Money for Silence: A Gag Order Policy with Legal Settlements Divides a Local Government

Gag orders have been common in cases where the city has settled with victims of police brutality.

Gag orders have been common in cases where the city has settled with victims of police brutality. Kimberly Boyles/Shutterstock

 

Connecting state and local government leaders

An executive order signed by Baltimore Mayor Jack Young says the city can’t offer “unreasonable” nondisclosure agreements to people who sue the city and work out agreements—but the city council might try to ban them outright.

From 2011 to 2014, Baltimore settled more than 100 police brutality suits brought against the city. The Baltimore Sun discovered the city paid out $5.7 million, but the money came at a price—the settlement agreements contained a “gag order,” or nondisclosure clause, that prohibited plaintiffs from making any public statement about their case. This clause, combined with a state law that prevents city officials from discussing disciplinary actions levied against officers, meant that much of the public couldn’t learn the details about misconduct cases where city officials agreed to pay up. 

Baltimore is now trying to change that. In an executive order, Mayor Jack Young restricted the use of gag orders only when they are “reasonable.” In a news release, Young said that people who receive a settlement “should absolutely be able to speak their truth.” 

“I signed the Executive Order as affirmation that Baltimore will never again restrict anyone from speaking openly about their experiences with their government,” Young said. “This is a basic right that should never be limited.”

But some have raised questions about whether the executive order actually does what Young says, as the city solicitor will have the power to decide what kind of public statements fit the definition of reasonable. Instead, some city council members are pushing a separate bill, introduced by Councilwoman Shannon Sneed, that would completely ban the city from using gag orders in police misconduct settlements.

That bill passed unanimously through the council’s public safety committee on Monday, and will be up for a vote by the full council next week. While council members say that it is a necessary, representatives from Young’s office said that the mayor does not support the measure because he doesn’t believe the council has the authority to regulate decisions made by the city solicitor.

The executive order and ensuing city hall debate arrived after Baltimore’s use of gag orders came under legal fire in recent months. In July, a U.S. Appeals Court found that the city’s nondisclosure agreements were unconstitutional because they limited the free speech of recipients. 

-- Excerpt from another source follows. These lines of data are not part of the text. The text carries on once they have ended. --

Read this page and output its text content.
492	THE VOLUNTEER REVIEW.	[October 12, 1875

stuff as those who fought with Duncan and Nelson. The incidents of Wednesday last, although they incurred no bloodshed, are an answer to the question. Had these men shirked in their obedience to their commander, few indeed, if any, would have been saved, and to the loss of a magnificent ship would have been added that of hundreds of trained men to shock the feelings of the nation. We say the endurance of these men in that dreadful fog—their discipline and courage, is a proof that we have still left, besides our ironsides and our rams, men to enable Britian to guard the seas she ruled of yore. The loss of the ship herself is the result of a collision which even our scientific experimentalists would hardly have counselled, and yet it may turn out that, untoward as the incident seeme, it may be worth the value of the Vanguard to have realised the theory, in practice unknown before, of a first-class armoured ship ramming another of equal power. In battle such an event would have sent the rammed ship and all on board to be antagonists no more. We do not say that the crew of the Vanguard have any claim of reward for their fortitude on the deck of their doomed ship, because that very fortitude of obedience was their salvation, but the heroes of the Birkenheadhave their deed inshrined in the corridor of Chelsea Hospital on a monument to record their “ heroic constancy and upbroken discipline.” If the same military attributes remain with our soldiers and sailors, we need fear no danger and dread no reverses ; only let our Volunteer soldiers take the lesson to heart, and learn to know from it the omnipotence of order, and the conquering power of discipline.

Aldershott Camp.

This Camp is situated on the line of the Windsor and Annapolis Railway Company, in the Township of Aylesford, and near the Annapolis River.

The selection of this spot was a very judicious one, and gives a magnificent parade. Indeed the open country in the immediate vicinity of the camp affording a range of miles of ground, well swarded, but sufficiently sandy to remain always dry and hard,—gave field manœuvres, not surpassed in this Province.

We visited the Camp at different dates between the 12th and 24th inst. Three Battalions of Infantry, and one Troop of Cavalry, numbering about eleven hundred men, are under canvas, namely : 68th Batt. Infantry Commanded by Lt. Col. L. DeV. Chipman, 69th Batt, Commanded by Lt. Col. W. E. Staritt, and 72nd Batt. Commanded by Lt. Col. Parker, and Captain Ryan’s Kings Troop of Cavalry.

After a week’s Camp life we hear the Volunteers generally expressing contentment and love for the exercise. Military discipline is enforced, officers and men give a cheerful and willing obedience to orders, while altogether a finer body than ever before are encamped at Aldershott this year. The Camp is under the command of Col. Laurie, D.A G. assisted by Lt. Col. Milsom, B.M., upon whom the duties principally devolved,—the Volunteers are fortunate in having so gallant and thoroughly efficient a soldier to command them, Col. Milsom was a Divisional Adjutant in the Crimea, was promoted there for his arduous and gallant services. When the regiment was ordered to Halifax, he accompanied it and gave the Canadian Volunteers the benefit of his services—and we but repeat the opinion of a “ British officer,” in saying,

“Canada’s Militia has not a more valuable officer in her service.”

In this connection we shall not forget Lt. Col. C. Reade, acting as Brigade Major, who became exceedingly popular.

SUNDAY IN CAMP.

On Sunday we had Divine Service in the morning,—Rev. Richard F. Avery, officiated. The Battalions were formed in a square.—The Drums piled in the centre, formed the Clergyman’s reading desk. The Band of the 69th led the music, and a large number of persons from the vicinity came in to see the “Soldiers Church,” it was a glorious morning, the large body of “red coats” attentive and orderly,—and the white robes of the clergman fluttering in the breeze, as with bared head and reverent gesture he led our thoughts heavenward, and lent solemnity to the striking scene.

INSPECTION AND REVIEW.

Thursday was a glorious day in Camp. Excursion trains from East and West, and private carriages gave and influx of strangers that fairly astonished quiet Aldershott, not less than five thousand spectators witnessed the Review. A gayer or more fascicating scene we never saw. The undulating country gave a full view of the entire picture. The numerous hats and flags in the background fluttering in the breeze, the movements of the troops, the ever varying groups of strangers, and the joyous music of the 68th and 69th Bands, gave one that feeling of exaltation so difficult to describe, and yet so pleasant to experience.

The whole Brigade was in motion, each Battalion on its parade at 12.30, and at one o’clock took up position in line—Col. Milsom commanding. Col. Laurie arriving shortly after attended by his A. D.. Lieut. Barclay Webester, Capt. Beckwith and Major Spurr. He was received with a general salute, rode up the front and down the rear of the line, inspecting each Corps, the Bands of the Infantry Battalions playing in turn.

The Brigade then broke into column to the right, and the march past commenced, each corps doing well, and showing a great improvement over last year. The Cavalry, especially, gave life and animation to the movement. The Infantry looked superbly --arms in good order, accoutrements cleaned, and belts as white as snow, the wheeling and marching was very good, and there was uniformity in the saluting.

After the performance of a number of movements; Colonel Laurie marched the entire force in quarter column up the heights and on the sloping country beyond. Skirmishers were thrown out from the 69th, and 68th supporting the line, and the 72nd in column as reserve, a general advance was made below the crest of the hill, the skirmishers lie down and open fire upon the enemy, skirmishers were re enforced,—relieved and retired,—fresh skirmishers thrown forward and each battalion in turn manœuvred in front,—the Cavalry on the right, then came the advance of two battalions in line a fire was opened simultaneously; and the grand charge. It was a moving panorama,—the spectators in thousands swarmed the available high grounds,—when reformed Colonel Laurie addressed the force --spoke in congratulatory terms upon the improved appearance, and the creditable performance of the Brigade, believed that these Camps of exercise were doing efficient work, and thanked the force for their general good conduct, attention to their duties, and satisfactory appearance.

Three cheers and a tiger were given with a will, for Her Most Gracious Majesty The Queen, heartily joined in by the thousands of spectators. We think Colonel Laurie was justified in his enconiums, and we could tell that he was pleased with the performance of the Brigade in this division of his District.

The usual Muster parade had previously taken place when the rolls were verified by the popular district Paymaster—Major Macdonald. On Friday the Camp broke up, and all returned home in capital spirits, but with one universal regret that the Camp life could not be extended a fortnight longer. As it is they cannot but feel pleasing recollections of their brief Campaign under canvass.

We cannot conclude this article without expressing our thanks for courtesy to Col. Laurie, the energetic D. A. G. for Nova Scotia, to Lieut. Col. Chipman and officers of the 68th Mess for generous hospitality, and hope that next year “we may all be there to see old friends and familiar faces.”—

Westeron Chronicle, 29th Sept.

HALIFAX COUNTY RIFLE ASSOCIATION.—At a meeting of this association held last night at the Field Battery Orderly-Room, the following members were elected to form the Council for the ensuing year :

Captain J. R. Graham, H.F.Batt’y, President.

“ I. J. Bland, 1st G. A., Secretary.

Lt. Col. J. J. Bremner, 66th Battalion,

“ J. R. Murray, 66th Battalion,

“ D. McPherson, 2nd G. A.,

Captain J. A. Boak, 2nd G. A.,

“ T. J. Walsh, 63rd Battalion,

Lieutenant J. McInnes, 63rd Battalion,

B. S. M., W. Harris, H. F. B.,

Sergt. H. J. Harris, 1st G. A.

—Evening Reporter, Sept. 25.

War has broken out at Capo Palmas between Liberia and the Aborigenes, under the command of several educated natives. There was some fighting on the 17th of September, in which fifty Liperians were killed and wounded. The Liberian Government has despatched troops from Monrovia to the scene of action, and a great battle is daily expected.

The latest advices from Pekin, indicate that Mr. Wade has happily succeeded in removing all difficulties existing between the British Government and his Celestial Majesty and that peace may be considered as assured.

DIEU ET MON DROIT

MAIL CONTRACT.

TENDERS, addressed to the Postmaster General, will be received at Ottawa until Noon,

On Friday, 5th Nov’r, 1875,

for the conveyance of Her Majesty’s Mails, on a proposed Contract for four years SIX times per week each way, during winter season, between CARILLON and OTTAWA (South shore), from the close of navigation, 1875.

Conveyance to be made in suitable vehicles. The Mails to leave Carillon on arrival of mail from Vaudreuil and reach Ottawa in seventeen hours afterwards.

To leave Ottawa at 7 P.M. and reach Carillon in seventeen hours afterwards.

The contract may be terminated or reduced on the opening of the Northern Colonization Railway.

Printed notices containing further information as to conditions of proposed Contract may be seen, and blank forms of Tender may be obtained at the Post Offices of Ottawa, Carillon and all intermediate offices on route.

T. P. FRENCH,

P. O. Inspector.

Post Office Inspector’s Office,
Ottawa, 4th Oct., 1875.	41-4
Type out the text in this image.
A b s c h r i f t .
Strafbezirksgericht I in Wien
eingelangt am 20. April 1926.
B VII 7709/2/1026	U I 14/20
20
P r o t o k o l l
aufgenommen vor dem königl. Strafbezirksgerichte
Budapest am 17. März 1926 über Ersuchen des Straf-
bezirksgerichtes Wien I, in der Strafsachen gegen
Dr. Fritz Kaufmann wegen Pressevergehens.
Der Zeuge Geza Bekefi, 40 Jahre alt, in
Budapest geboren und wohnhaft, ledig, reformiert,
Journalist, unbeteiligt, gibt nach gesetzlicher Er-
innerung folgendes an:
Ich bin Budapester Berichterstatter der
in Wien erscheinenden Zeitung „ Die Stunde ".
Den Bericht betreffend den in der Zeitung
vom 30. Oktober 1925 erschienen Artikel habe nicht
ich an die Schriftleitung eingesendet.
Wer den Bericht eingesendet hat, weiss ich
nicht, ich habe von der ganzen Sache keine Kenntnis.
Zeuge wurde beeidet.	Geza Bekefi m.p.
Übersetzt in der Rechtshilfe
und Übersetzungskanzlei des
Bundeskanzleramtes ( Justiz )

The court ruled that “the non-disparagement clause...amounts to a waiver of...First Amendment rights…It’s difficult to see what distinguishes it from hush money…We have never ratified the government’s purchase of a potential critic’s silence.”

About 95% of the city’s settlement agreements include nondisclosure clauses, often involving cases of alleged police brutality. Tawanda Jones, a local activist whose brother died in police custody in 2013, refused to sign onto a settlement agreement that included a nondisclosure clause. She met with Young last month to discuss the executive order, but she told the Baltimore Sun that she is not pleased with the final version. 

“The first line should have said gag orders are unconstitutional, and it doesn’t,” Jones said. “We need full accountability. We don’t need anything to be watered down or left for one to conclude it’s something when it’s really something else.”

Young also met with the ACLU of Maryland last month to discuss his executive order, and the ACLU said that they do not support the current version. In a statement, the ACLU said that they were promised the opportunity to review it before it was finalized, but didn’t happen.

The ACLU has two main complaints with the order in its current form: it doesn’t ban gag orders outright, just restricts them to cases that the city solicitor deems “reasonable,” and it doesn’t nullify past gag orders (although representatives from Young’s office have said that it does, the ACLU claims that nullification of past nondisclosure agreements is not explicitly spelled out in the text of the order).

"The Executive Order still leaves the decision about whether to require a gag order on a survivor of police abuse entirely in the hands of City Solicitor Andre Davis, who gets to decide what is ‘unreasonable,’” reads the ACLU’s statement, which also points out that Davis has argued in favor of the city’s gag order policy in court.

Davis asked for a rehearing of the Appeals Court ruling that gag orders were unconstitutional in July, saying that the judges had “made it categorically impossible...for state and local government employees to protect their interests in avoiding the taint of defamatory utterances by litigants who have never proven in a court of law that they actually suffered any violation of their rights at the hands of those employees.”

Davis said the executive order is the first step toward building a new culture of transparency in the city. “The Law Department is working hard every day to help restore trust in our residents’ relationship with the Police Department. The Mayor’s Executive Order is another step toward that goal,” he said in a press release.

But the ACLU said the council should push forward with its own measure. "The Baltimore City Council has the power to end unconstitutional gag orders on survivors for police abuse—once and for all,” the group said.